Express the trigonometric ratios sin A, sec A and tan A in terms of cot A.
\( \sin A = \dfrac{1}{\sqrt{1 + \cot^2 A}} \)
\( \tan A = \dfrac{1}{\cot A} \)
\( \sec A = \dfrac{\sqrt{1 + \cot^2 A}}{\cot A} \)
Goal: Express \(\sin A\), \(\sec A\), and \(\tan A\) only in terms of \(\cot A\).

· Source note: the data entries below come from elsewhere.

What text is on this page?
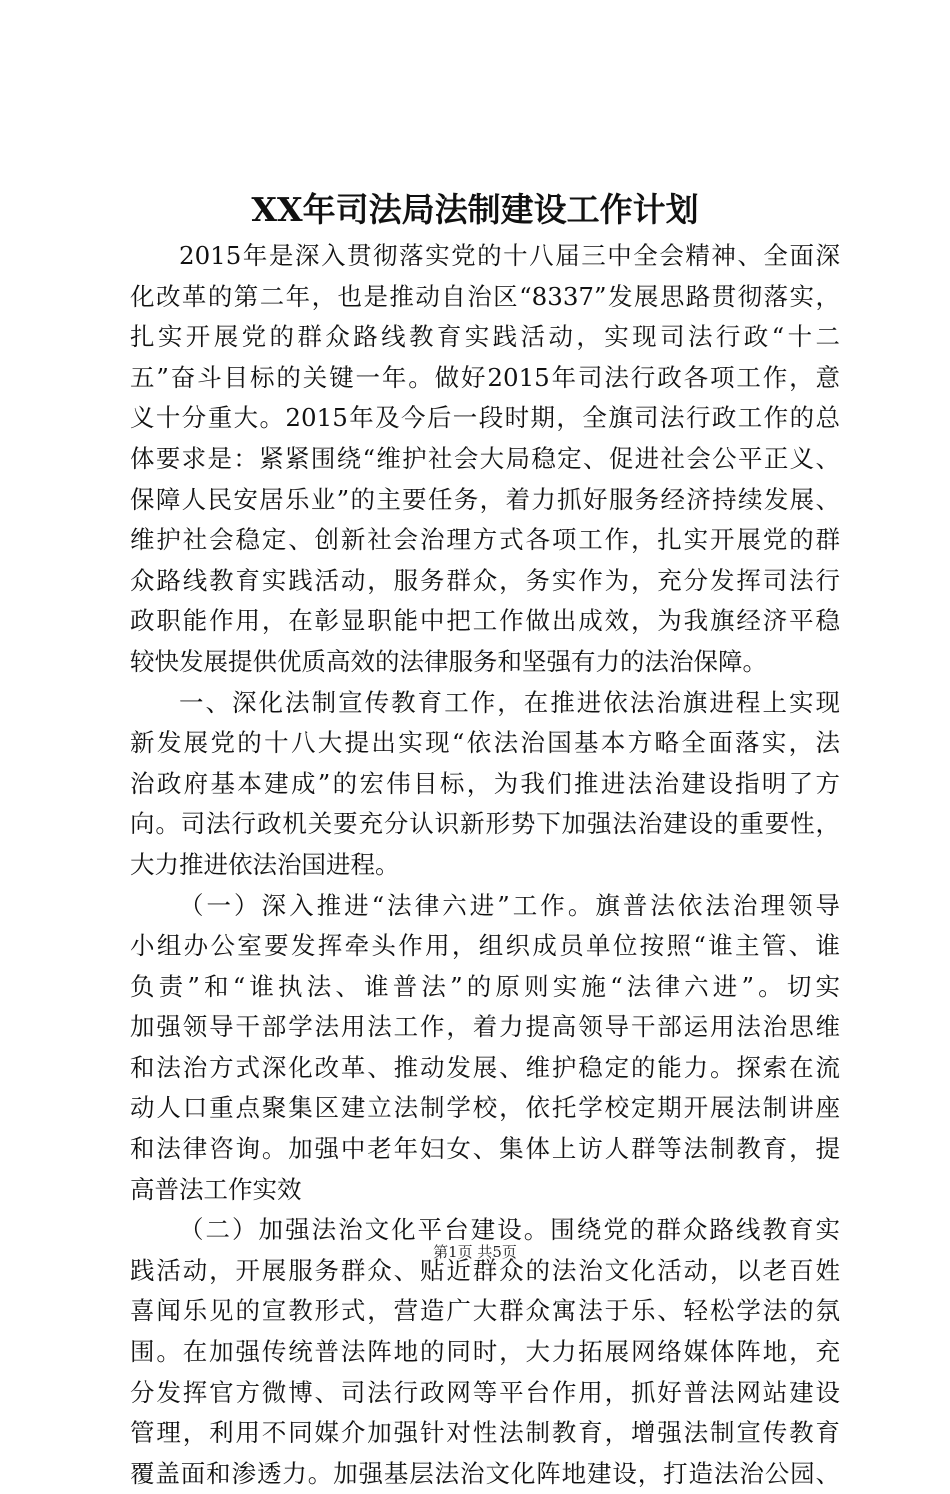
XX年司法局法制建设工作计划
2015年是深入贯彻落实党的十八届三中全会精神、全面深
化改革的第二年，也是推动自治区“8337”发展思路贯彻落实，
扎实开展党的群众路线教育实践活动，实现司法行政“十二
五”奋斗目标的关键一年。做好2015年司法行政各项工作，意
义十分重大。2015年及今后一段时期，全旗司法行政工作的总
体要求是：紧紧围绕“维护社会大局稳定、促进社会公平正义、
保障人民安居乐业”的主要任务，着力抓好服务经济持续发展、
维护社会稳定、创新社会治理方式各项工作，扎实开展党的群
众路线教育实践活动，服务群众，务实作为，充分发挥司法行
政职能作用，在彰显职能中把工作做出成效，为我旗经济平稳
较快发展提供优质高效的法律服务和坚强有力的法治保障。
一、深化法制宣传教育工作，在推进依法治旗进程上实现
新发展党的十八大提出实现“依法治国基本方略全面落实，法
治政府基本建成”的宏伟目标，为我们推进法治建设指明了方
向。司法行政机关要充分认识新形势下加强法治建设的重要性，
大力推进依法治国进程。
（一）深入推进“法律六进”工作。旗普法依法治理领导
小组办公室要发挥牵头作用，组织成员单位按照“谁主管、谁
负责”和“谁执法、谁普法”的原则实施“法律六进”。切实
加强领导干部学法用法工作，着力提高领导干部运用法治思维
和法治方式深化改革、推动发展、维护稳定的能力。探索在流
动人口重点聚集区建立法制学校，依托学校定期开展法制讲座
和法律咨询。加强中老年妇女、集体上访人群等法制教育，提
高普法工作实效
（二）加强法治文化平台建设。围绕党的群众路线教育实
践活动，开展服务群众、贴近群众的法治文化活动，以老百姓
喜闻乐见的宣教形式，营造广大群众寓法于乐、轻松学法的氛
围。在加强传统普法阵地的同时，大力拓展网络媒体阵地，充
分发挥官方微博、司法行政网等平台作用，抓好普法网站建设
管理，利用不同媒介加强针对性法制教育，增强法制宣传教育
覆盖面和渗透力。加强基层法治文化阵地建设，打造法治公园、
第1页 共5页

Step 1: Start from the basic definitions
We know the reciprocal and quotient relations:
\(\tan A = \dfrac{1}{\cot A}\) and \(\cot A = \dfrac{\cos A}{\sin A}\).
Step 2: Write \(\tan A\) in terms of \(\cot A\)
Since \(\tan A\) and \(\cot A\) are reciprocals,
\(\tan A = \dfrac{1}{\cot A}\).
Step 3: Use the identity \(1+\cot^2 A = \text{cosec }^2 A\)
One important Pythagorean identity is:
\(1 + \cot^2 A = \text{cosec }^2 A\).
Taking square root on both sides (for acute angles, values are positive):
\(\text{cosec } A = \sqrt{1 + \cot^2 A}\).
Step 4: Convert \(\text{cosec } A\) to \(\sin A\)
We know \(\text{cosec } A = \dfrac{1}{\sin A}\).
So,
\(\dfrac{1}{\sin A} = \sqrt{1 + \cot^2 A}\)
Taking reciprocal:
\(\sin A = \dfrac{1}{\sqrt{1 + \cot^2 A}}\).
Step 5: Find \(\sec A\) in terms of \(\cot A\)
We use another identity:
\(\text{cosec }^2 A = 1 + \cot^2 A\) and also \(\text{cosec }^2 A = 1 + \cot^2 A = \left(\dfrac{\text{cosec } A}{1}\right)^2\).
A quicker way is to use:
\(\cot A = \dfrac{\cos A}{\sin A}\Rightarrow \cos A = \cot A\cdot \sin A\).
Now substitute \(\sin A = \dfrac{1}{\sqrt{1+\cot^2 A}}\):
\(\cos A = \cot A \cdot \dfrac{1}{\sqrt{1+\cot^2 A}} = \dfrac{\cot A}{\sqrt{1+\cot^2 A}}\).
Since \(\sec A = \dfrac{1}{\cos A}\),
\(\sec A = \dfrac{1}{\dfrac{\cot A}{\sqrt{1+\cot^2 A}}} = \dfrac{\sqrt{1+\cot^2 A}}{\cot A}\).
Final Results:
\(\sin A = \dfrac{1}{\sqrt{1 + \cot^2 A}}\), \(\tan A = \dfrac{1}{\cot A}\), \(\sec A = \dfrac{\sqrt{1 + \cot^2 A}}{\cot A}\).
Student Tip: When you are asked to write ratios in terms of \(\cot A\), the identity \(1+\cot^2 A=\text{cosec }^2 A\) is the fastest starting point.